The General Synod of the United Church of Christ has voted to boycott and divest its holdings in companies that do business in the Gaza Strip and the West Bank. The vote took place at their national meeting in Cleveland.
The UCC is also expected to vote to cast Israel’s policies in Gaza and the West Bank as “apartheid” later today.
Both the Episcopal Church and the Mennonite Church will also be holding divestment votes later this week.
This is all part of the decade-long Boycott, Divestment and Sanctions (BDS) campaign. Among its objectives is to dismantle the security fence that has kept out Palestinian suicide bombers and to allow Palestinian refugees full right of return.

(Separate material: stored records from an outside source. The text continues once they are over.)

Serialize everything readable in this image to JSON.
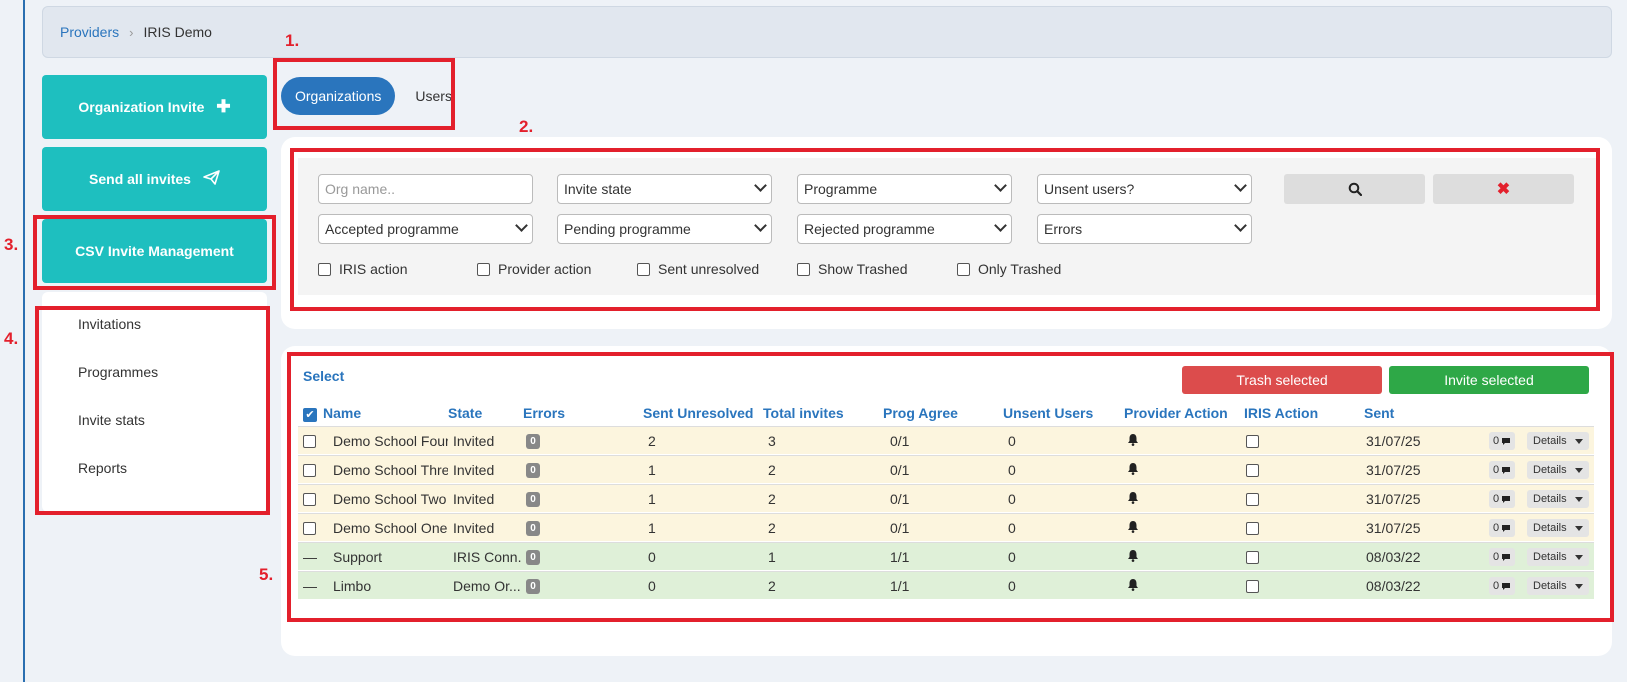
{
  "breadcrumb": {
    "root": "Providers",
    "current": "IRIS Demo"
  },
  "markers": [
    "1.",
    "2.",
    "3.",
    "4.",
    "5."
  ],
  "side_buttons": [
    {
      "label": "Organization Invite",
      "icon": "plus-icon"
    },
    {
      "label": "Send all invites",
      "icon": "paper-plane-icon"
    },
    {
      "label": "CSV Invite Management"
    }
  ],
  "side_menu": [
    "Invitations",
    "Programmes",
    "Invite stats",
    "Reports"
  ],
  "tabs": [
    {
      "label": "Organizations",
      "active": true
    },
    {
      "label": "Users",
      "active": false
    }
  ],
  "filters": {
    "org_name_placeholder": "Org name..",
    "selects": [
      "Invite state",
      "Programme",
      "Unsent users?",
      "Accepted programme",
      "Pending programme",
      "Rejected programme",
      "Errors"
    ],
    "checkboxes": [
      "IRIS action",
      "Provider action",
      "Sent unresolved",
      "Show Trashed",
      "Only Trashed"
    ]
  },
  "table": {
    "select_label": "Select",
    "trash_label": "Trash selected",
    "invite_label": "Invite selected",
    "headers": [
      "Name",
      "State",
      "Errors",
      "Sent Unresolved",
      "Total invites",
      "Prog Agree",
      "Unsent Users",
      "Provider Action",
      "IRIS Action",
      "Sent"
    ],
    "details_label": "Details",
    "rows": [
      {
        "name": "Demo School Four",
        "state": "Invited",
        "errors": "0",
        "sent_unresolved": "2",
        "total": "3",
        "prog": "0/1",
        "unsent": "0",
        "sent": "31/07/25",
        "comments": "0",
        "status": "invited"
      },
      {
        "name": "Demo School Three",
        "state": "Invited",
        "errors": "0",
        "sent_unresolved": "1",
        "total": "2",
        "prog": "0/1",
        "unsent": "0",
        "sent": "31/07/25",
        "comments": "0",
        "status": "invited"
      },
      {
        "name": "Demo School Two",
        "state": "Invited",
        "errors": "0",
        "sent_unresolved": "1",
        "total": "2",
        "prog": "0/1",
        "unsent": "0",
        "sent": "31/07/25",
        "comments": "0",
        "status": "invited"
      },
      {
        "name": "Demo School One",
        "state": "Invited",
        "errors": "0",
        "sent_unresolved": "1",
        "total": "2",
        "prog": "0/1",
        "unsent": "0",
        "sent": "31/07/25",
        "comments": "0",
        "status": "invited"
      },
      {
        "name": "Support",
        "state": "IRIS Conn...",
        "errors": "0",
        "sent_unresolved": "0",
        "total": "1",
        "prog": "1/1",
        "unsent": "0",
        "sent": "08/03/22",
        "comments": "0",
        "status": "done"
      },
      {
        "name": "Limbo",
        "state": "Demo Or...",
        "errors": "0",
        "sent_unresolved": "0",
        "total": "2",
        "prog": "1/1",
        "unsent": "0",
        "sent": "08/03/22",
        "comments": "0",
        "status": "done"
      }
    ]
  },
  "colors": {
    "accent": "#2a75bd",
    "teal": "#1ebfbf",
    "annotation": "#e3202c",
    "trash": "#dc4c4c",
    "invite": "#2ea847"
  }
}
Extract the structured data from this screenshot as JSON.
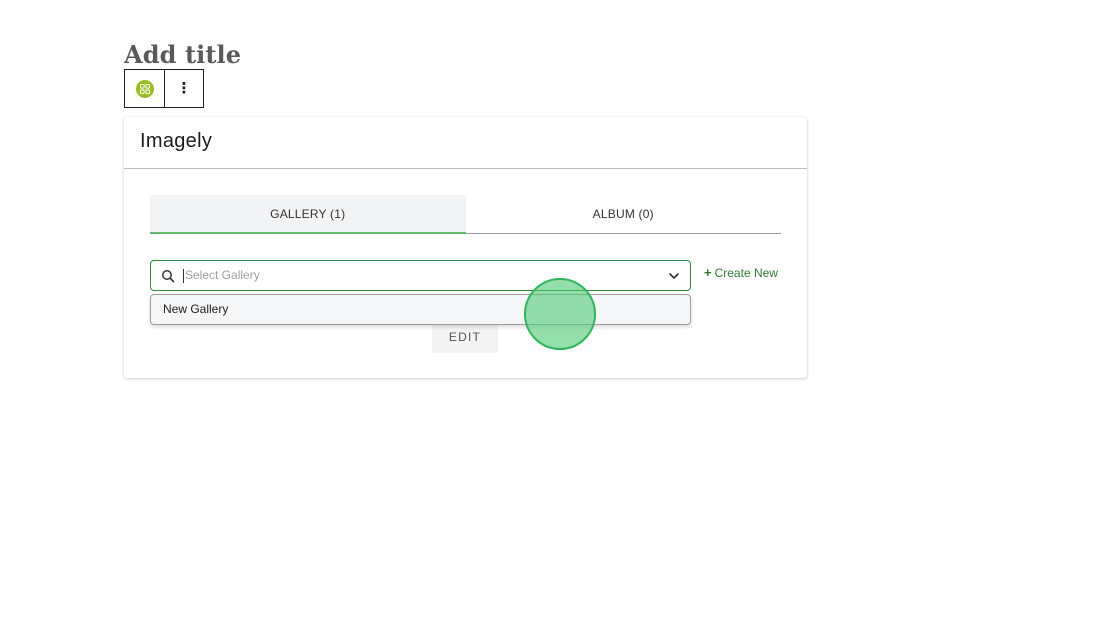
{
  "editor": {
    "post_title_placeholder": "Add title"
  },
  "toolbar": {
    "block_icon": "imagely-grid-icon",
    "more_options_icon": "vertical-ellipsis-icon",
    "more_options_glyph": "⋮",
    "block_icon_color": "#9bbf21"
  },
  "block": {
    "title": "Imagely",
    "tabs": [
      {
        "label": "GALLERY (1)",
        "active": true
      },
      {
        "label": "ALBUM (0)",
        "active": false
      }
    ],
    "select": {
      "placeholder": "Select Gallery",
      "value": "",
      "search_icon": "search-icon",
      "dropdown_icon": "chevron-down-icon"
    },
    "create_new": {
      "icon": "plus-icon",
      "plus_glyph": "+",
      "label": "Create New"
    },
    "dropdown_options": [
      "New Gallery"
    ],
    "edit_label": "EDIT"
  },
  "colors": {
    "accent_green": "#2e7d32",
    "active_tab_underline": "#66bb6a",
    "click_marker": "#4cc975"
  }
}
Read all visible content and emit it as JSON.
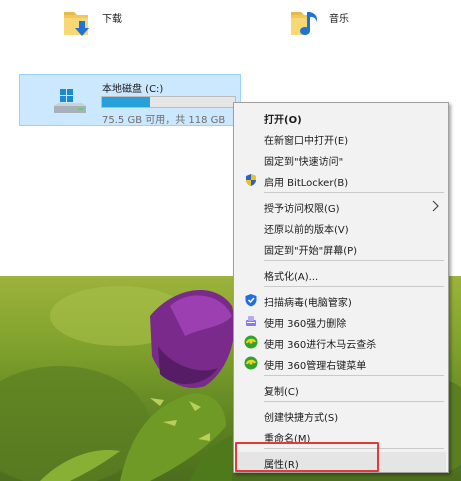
{
  "folders": [
    {
      "name": "下载",
      "icon": "download-folder-icon"
    },
    {
      "name": "音乐",
      "icon": "music-folder-icon"
    }
  ],
  "drive": {
    "title": "本地磁盘 (C:)",
    "space_text": "75.5 GB 可用，共 118 GB",
    "used_fraction": 0.36,
    "icon": "hard-drive-icon"
  },
  "context_menu": {
    "items": [
      {
        "label": "打开(O)"
      },
      {
        "label": "在新窗口中打开(E)"
      },
      {
        "label": "固定到\"快速访问\""
      },
      {
        "label": "启用 BitLocker(B)",
        "icon": "uac-shield-icon"
      },
      {
        "label": "授予访问权限(G)",
        "submenu": true
      },
      {
        "label": "还原以前的版本(V)"
      },
      {
        "label": "固定到\"开始\"屏幕(P)"
      },
      {
        "label": "格式化(A)..."
      },
      {
        "label": "扫描病毒(电脑管家)",
        "icon": "tencent-shield-icon"
      },
      {
        "label": "使用 360强力删除",
        "icon": "360-delete-icon"
      },
      {
        "label": "使用 360进行木马云查杀",
        "icon": "360-security-icon"
      },
      {
        "label": "使用 360管理右键菜单",
        "icon": "360-security-icon"
      },
      {
        "label": "复制(C)"
      },
      {
        "label": "创建快捷方式(S)"
      },
      {
        "label": "重命名(M)"
      },
      {
        "label": "属性(R)"
      }
    ]
  },
  "colors": {
    "selection_bg": "#cce8ff",
    "progress_fill": "#26a0da",
    "menu_bg": "#f2f2f2",
    "highlight_border": "#e03a3a"
  }
}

Of course, there are two separate UN agencies for refugees — one for the Palestinians and one for everyone else. According to the UNRWA, not only are those who were displaced during the Israeli War of Independence considered refugees but so are their descendants. In other words, if you were born and raised in the United States, got a college education and a full-time job, and your grandfather lived in “Palestine” between 1946 and 1948 then, congratulations, you are a Palestinian refugee.
But I digress. Let’s get back to the UCC.
If one examines its activities there is little to distinguish it from your standard, left-wing NGO. It deplores human rights abuses in Colombia, but has nothing to say about human rights abuses in Cuba or Venezuela. Although the UCC raises concerns about Syrian refugees, it condemns neither the Assad regime nor ISIS for this real humanitarian crisis. Of course, the UCC exercises no such restraint against Israel, calling Israel’s blockade of Gaza “cruel.” Curiously, the UCC does not mention that Egypt also has a naval blockade against Gaza. As the Church Lady would ask, “Isn’t that convenient?”
What is even more curious with regard to Israel and the Palestinians is that the UCC calls upon its members to pray for “the churches of these lands, especially as the Christian population diminishes.” It is curious because the UCC has nothing to say about the Christian churches being destroyed by Islamic extremists in Syria and Iraq, not to mention the beheading of Egyptian and Ethiopian Christians by ISIS in Libya. Israel is practically the only place in the Middle East where Christians are safe and free to worship as they please.
But no, the UCC reserves its scorn for Israel. Sadly, this is what happens when a church worships at the altar of socialism. Its unity in Christ is in name only.